Colberg knows a thing or two about these tendencies. As a child born of post-war Germany, he understands the exercise of post-war piety and guilt. He understands how a nation must rectify its history and its past behaviour in order to avoid repeating the same tragedies through the national mismanagement of its angst. He is aware that memory and collective trauma tend to dissipate over time and in these moments and decades, the soil is left fertile for the planting of intolerable ideas and that the terrible misalignment of apportioned blame and anger can be left instead at the door of the misjudged or scapegoated. He has seen the rise of these trends and he is worried. As an inhabitant of contemporary America, Colberg has every right to declare his concerns.
In Vaterland, Colberg begins to trace the contemporary moment not through the outright use of right-wing symbols, but rather the condition of the general social and architectural landscape.
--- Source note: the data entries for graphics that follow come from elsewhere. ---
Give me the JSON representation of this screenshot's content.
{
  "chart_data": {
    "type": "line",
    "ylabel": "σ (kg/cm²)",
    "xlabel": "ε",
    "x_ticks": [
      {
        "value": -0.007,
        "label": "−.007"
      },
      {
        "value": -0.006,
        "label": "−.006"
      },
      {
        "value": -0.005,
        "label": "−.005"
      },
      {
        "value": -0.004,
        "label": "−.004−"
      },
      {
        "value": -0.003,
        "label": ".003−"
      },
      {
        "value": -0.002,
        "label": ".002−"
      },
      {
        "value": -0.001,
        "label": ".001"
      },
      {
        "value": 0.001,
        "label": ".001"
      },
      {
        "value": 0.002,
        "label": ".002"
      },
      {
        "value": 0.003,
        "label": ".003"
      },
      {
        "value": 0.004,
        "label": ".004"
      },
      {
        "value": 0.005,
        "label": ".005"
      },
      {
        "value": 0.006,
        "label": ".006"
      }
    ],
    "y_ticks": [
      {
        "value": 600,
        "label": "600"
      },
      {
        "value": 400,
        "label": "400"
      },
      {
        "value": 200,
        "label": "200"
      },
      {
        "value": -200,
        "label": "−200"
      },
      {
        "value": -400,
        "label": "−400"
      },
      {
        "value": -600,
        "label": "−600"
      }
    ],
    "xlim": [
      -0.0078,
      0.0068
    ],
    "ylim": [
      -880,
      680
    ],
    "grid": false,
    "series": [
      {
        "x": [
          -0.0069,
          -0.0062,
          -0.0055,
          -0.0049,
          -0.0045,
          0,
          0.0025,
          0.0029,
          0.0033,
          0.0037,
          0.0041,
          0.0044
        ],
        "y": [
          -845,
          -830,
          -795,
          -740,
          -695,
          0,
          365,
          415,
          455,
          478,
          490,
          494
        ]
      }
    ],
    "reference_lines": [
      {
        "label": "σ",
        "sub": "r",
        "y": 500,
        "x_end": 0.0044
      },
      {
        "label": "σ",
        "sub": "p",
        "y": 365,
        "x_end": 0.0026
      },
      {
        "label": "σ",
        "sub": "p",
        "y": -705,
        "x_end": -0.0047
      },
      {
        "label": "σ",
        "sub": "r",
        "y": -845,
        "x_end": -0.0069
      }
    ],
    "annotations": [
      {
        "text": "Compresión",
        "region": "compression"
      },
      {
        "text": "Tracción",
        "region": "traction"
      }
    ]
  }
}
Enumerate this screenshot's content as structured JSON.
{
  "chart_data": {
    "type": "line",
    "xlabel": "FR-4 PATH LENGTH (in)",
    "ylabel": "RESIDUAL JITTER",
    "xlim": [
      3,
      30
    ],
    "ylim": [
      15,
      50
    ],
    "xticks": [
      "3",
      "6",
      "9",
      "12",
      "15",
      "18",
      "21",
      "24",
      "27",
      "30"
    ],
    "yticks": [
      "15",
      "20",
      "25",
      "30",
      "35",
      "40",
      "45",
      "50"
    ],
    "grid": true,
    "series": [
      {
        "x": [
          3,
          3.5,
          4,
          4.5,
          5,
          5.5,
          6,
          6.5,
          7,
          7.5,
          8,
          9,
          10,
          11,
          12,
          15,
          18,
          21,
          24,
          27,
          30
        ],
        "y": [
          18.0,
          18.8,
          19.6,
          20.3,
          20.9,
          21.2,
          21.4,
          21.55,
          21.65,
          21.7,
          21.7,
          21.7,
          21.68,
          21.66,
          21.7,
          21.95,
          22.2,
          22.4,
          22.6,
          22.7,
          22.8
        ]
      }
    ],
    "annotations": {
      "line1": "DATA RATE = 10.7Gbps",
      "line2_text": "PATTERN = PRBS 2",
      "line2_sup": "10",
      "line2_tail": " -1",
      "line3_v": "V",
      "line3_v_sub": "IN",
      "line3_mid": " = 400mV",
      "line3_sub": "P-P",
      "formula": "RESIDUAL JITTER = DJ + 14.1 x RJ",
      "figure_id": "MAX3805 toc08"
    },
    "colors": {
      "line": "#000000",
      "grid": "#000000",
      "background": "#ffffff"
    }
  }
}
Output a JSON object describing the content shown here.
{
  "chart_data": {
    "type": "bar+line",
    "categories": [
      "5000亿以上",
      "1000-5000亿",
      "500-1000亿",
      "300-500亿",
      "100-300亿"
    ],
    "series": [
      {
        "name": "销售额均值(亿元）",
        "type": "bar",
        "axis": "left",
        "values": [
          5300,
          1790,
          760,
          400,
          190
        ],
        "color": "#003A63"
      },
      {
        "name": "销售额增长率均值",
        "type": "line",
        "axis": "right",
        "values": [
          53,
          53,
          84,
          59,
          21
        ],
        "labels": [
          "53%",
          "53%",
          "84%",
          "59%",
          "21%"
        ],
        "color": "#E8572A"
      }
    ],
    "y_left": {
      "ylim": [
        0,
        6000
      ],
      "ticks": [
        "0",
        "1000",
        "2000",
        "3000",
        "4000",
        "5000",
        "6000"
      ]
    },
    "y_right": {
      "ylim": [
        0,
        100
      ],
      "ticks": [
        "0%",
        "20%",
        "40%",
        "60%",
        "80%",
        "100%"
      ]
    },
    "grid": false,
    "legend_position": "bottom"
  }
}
He examines the dull pulse that breeds an inhospitable rise to ideological fervour through the grey atmosphere of his native Germany. He is uninterested in blatantly following the tiki torch types on their marches. He is uninterested in capturing the AfD flag in a game of photography. What Colberg purports is to look at the small signs throughout the urban environment that leave questions about the absence and presence of meaning as illustrated by disused billboards where the pedalling of consumer neoliberal tendencies are gone suggesting a moment of decay, worry, and anxiety for the promises of the future. He looks instead directly into the eyes of the German citizen. In doing so, he is not accusing, but rather looking deeply within; the portraits are a question and not to be considered a statement. This same method of study, August Sander had also employed between the wars.
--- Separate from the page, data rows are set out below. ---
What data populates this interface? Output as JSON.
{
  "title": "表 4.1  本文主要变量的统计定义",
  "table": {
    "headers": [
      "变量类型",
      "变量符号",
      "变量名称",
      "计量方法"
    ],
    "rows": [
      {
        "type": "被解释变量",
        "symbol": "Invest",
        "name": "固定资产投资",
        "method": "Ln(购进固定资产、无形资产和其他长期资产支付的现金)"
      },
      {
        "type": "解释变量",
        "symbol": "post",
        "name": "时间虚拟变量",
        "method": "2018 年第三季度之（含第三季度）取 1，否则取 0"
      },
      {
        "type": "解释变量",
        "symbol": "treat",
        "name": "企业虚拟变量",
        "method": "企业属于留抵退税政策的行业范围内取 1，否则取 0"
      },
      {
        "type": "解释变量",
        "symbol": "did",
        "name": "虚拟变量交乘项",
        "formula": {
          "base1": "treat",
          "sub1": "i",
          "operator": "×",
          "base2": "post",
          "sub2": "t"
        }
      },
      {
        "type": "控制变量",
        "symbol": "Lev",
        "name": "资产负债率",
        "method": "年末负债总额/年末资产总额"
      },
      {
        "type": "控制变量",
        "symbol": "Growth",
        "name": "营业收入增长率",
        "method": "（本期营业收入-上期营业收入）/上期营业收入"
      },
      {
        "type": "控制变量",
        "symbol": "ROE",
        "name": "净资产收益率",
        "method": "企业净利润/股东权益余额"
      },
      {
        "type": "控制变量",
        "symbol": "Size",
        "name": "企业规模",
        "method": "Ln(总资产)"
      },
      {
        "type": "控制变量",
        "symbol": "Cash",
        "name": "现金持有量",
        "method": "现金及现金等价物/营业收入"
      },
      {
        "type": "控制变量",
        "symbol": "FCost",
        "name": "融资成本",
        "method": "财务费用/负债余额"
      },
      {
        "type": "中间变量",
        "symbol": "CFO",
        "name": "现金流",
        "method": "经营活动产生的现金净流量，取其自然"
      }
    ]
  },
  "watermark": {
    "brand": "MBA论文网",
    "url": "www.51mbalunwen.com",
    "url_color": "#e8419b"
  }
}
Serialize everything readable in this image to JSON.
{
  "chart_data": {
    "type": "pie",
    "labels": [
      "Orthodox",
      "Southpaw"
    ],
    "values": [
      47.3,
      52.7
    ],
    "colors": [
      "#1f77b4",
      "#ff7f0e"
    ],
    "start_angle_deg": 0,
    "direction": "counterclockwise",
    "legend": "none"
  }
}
The images in Vaterland feel charged with apprehension. The pervasive mood of anxiety is exemplified by the use of dead space-the hinterland navigations within the urban reminds the viewer of wars and walls and the paucity suggested by elite ruling empires that their plans and visions of a city, nation and its people are soluble and without being prone to collapse. Colberg recognises that ideology is no longer an easy spectacle and that condition, atmosphere and the continued flat-packing of easy arguments can lead to a euphoric change of disposition that allows a people and a nation to be steered towards nefarious ends. It is the same sentiment that Hannah Arendt expressed in her work on Eichmann and totalitarianism respectively. It is a successful work in that it presents a larger political dialogue without obvious pandering which suggests a bout of longer rumination needed to unlock its message. Though Vaterland is within the German tradition and can be read as a successor to the work of Michael Schmidt amongst others, it exceeds in its own strengths and individual outcome. It is in effect a subtle warning to the not so distant future and it is highly recommended.